He had a nice night full of whatever he wanted. I fried him some chicken peices, gave him plenty of milk, and spent most of the night together letting him know how much we loved him. I think his favorite moment, definitely the one I will remember, is him sitting outside on the patio as the sun was coming up, smelling the fresh morning air, tasting a few dew soaked grass blades, and listening to the world coming alive. He looked very much at peace. 

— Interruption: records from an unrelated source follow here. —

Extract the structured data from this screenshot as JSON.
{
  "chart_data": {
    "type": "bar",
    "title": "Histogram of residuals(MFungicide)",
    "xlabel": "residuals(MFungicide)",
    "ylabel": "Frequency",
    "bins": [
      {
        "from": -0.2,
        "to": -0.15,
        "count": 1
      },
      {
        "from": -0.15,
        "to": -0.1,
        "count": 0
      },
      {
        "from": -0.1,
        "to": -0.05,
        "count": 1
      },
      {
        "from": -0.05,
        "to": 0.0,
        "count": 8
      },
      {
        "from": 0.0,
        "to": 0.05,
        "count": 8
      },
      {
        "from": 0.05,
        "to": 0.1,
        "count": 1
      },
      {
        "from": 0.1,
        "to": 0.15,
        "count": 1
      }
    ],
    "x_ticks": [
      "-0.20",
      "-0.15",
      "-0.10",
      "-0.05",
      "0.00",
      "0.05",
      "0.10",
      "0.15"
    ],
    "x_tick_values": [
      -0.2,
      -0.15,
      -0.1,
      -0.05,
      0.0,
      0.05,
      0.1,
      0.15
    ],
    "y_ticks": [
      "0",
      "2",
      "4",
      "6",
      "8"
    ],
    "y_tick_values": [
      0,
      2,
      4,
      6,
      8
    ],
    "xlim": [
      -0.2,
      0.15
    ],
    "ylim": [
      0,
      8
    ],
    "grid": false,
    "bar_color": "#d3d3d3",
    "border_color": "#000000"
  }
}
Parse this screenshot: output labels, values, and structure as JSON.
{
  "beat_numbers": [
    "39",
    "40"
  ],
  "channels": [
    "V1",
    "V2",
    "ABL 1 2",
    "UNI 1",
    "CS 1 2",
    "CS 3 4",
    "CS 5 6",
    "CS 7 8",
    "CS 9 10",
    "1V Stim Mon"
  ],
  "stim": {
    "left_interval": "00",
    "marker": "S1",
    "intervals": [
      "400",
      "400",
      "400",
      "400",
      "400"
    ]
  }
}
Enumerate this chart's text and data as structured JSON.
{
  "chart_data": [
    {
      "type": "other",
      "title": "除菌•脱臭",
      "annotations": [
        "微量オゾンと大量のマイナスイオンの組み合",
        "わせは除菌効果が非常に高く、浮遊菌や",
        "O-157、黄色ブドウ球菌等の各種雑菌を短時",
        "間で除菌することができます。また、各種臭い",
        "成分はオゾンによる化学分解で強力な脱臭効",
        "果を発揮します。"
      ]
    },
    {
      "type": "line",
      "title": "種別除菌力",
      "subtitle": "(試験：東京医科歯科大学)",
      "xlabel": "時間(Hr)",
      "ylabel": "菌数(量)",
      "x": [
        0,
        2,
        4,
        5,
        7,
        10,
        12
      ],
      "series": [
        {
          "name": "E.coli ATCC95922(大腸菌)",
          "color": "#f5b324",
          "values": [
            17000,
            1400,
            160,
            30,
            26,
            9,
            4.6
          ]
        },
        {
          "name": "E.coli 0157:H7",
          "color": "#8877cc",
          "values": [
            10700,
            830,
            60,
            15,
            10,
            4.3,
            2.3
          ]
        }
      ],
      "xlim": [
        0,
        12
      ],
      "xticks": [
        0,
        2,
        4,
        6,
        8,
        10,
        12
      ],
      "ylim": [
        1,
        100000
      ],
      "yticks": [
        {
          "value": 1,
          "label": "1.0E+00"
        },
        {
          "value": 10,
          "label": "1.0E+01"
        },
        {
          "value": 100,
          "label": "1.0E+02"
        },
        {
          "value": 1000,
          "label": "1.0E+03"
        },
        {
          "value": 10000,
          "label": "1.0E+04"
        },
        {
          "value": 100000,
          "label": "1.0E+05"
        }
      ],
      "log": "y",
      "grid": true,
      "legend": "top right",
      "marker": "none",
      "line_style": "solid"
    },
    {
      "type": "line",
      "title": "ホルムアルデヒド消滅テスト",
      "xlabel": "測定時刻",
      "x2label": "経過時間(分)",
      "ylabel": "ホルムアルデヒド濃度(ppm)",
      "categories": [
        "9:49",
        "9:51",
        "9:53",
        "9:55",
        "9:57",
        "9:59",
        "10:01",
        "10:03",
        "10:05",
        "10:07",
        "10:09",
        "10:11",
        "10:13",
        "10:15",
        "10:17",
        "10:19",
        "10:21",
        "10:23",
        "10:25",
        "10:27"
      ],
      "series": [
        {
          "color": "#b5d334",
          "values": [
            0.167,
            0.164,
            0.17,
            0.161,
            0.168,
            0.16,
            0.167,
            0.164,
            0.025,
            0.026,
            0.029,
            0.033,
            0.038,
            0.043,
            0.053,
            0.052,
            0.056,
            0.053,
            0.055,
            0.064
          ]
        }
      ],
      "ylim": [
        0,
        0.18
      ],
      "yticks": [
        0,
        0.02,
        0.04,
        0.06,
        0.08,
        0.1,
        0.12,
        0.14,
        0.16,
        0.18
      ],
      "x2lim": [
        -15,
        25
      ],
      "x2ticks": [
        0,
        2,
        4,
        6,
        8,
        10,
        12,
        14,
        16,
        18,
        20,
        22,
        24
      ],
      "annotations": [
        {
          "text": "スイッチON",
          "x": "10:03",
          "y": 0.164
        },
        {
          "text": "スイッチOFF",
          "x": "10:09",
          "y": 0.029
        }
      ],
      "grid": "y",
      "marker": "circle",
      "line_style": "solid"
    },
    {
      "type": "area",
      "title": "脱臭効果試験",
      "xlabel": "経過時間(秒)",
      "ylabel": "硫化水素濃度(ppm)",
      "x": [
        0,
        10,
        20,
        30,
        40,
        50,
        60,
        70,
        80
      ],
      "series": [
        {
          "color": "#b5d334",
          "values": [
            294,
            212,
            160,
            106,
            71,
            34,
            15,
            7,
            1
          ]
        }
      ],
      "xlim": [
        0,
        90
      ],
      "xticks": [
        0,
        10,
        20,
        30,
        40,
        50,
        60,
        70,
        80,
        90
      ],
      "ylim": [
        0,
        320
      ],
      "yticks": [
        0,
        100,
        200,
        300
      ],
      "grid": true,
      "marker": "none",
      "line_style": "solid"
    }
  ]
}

I took his body home. I showed my other cat his body so he would know that Sammi had passeed. He sniffed him, growled, and hissed a few times. After burying Sammi in our backyard, my other cat and I sat and talked about all the good times we had with Sammi. 

He is missed so much.


----------



## seashell (Dec 5, 2003)

What you have written is a lovely tribute to Sammi.
I do hope that when you feel a bit better you will continue to visit Catforum and tell us more about your other cat.

best wishes
seashell


----------



## momto4 (Jan 24, 2005)

My deepest sympathies to you. We also had to put our first one down last month and we called him Sammicat or Sammisousa. We loved him dearly also and his was a sudden and tragic loss. My son just cried again yesterday for his Sammi. Amazing how these little balls of fur wrap their paws around you heart, isn't it? You gave him the best he ever had.


----------



## CuteNCraze86 (Dec 29, 2007)

I am very sorry about your loss. From what you wrote it is obvious he was loved and had a good home.


----------